I'm little confused with Cactus and mock objects (jMock, Easy mock).

Could anyone please answer the following questions?

  1. When to use Cactus for testing?
  2. When not to use Cactus for testing?
  3. When to use mock objects for testing?
  4. When not to use mock objects for testing?
+2  A: 

Well, there is no greatly objective answer to this question, but mock objects are about testing behavior of your code, but cannot tell you if you are interacting with the container correctly.

Cactus runs your code in the container, so it is really more of an integration test, but what it tells you is that your code actually interacts with the container correctly (what it sends is legitimate, what it gets back is real).

So to sum up, a Mock tells you that if you wanted behavior x, you got behavior x. Cactus tells you that behavior x actually gets an expected result within the container.

Which one you use depends a lot on what you are trying to accomplish with your test. If you want to do more TDD, the mock approach is the way to go. You do separate prototyping to see if you know enough about how the container works to write the code, then you do the unit testing, and then you have integration tests/acceptance tests to make sure it all works.

If however you are trying to do more traditional unit tests, where you are hitting the code with different values trying to test edge cases and behavior, then doing it with mocks isn't going to tell you very much, since a big part of your container is missing.
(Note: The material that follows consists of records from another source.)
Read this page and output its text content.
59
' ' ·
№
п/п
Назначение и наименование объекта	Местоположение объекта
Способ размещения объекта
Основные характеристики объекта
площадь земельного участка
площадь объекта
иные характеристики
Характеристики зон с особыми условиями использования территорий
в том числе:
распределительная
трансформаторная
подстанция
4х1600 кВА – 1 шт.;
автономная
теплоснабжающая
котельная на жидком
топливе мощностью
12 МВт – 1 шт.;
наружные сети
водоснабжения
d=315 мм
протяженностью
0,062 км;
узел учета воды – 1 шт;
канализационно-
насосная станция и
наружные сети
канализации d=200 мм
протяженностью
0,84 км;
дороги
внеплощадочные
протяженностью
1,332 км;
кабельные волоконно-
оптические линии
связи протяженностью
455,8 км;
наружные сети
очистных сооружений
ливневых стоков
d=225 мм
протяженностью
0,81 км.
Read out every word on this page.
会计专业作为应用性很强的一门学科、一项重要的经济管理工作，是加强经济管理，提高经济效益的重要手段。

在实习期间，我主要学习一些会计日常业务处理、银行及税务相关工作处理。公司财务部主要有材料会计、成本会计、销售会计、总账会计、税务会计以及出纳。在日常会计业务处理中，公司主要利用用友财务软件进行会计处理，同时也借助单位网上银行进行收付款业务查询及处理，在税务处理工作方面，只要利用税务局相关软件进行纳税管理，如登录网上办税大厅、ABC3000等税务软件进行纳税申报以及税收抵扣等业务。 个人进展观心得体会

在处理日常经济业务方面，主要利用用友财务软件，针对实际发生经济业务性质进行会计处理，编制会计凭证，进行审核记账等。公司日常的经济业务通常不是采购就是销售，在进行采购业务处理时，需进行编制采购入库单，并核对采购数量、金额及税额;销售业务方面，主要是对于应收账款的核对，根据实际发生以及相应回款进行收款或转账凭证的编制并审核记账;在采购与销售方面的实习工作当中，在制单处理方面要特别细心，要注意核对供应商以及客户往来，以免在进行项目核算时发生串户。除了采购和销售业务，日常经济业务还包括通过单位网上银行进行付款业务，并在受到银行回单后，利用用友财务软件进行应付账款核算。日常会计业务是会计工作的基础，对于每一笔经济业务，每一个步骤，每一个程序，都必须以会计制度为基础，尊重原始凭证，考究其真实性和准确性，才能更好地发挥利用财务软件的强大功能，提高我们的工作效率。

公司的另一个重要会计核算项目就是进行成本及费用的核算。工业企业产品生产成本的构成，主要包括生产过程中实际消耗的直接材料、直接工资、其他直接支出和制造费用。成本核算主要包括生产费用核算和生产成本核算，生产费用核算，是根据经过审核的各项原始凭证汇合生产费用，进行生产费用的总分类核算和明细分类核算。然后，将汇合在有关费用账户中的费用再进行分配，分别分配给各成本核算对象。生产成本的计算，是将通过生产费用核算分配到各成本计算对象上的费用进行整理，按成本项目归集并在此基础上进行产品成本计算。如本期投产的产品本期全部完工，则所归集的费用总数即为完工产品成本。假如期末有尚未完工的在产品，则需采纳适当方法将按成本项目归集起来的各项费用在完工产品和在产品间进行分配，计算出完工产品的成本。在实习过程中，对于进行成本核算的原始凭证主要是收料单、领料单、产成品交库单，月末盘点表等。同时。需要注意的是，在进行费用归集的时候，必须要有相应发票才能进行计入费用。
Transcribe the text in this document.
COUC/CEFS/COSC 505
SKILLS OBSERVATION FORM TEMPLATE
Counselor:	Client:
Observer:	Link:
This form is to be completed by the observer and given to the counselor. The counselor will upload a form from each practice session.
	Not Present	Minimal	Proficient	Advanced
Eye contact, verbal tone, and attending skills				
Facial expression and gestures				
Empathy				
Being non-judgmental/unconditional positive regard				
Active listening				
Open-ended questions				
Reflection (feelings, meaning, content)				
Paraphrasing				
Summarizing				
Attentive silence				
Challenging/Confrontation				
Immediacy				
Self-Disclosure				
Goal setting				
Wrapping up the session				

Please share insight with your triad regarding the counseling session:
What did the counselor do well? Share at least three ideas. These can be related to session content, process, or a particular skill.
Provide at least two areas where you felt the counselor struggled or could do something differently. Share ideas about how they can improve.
I currently much prefer the Mock approach, but if I were to get back into Cactus it would be more to test the invariants about the container so that if we upgrade the container we know that nothing important changed in how the container works that should affect our code.

Yishai
+1  A: 

When to use Cactus for testing?

For integration testing (involving interactions with the container). That is or was the sweet spot for Cactus. These tests are typically coarse grained... and their execution is not very fast.

When not to use Cactus for testing?

For other tests than integration tests (and even for integration tests, it's been a while since I've seen Cactus tests).

When to use mock objects for testing?

When you want to unit test something in isolation of the dependent things. These tests are typically fine grained, and their execution is fast.

When not to use mock objects for testing?

When you want to write integration tests (i.e. to test interactions), functional tests, etc.

The Mock Objects vs In-Container testing page on the Cactus web site summarizes this pretty well.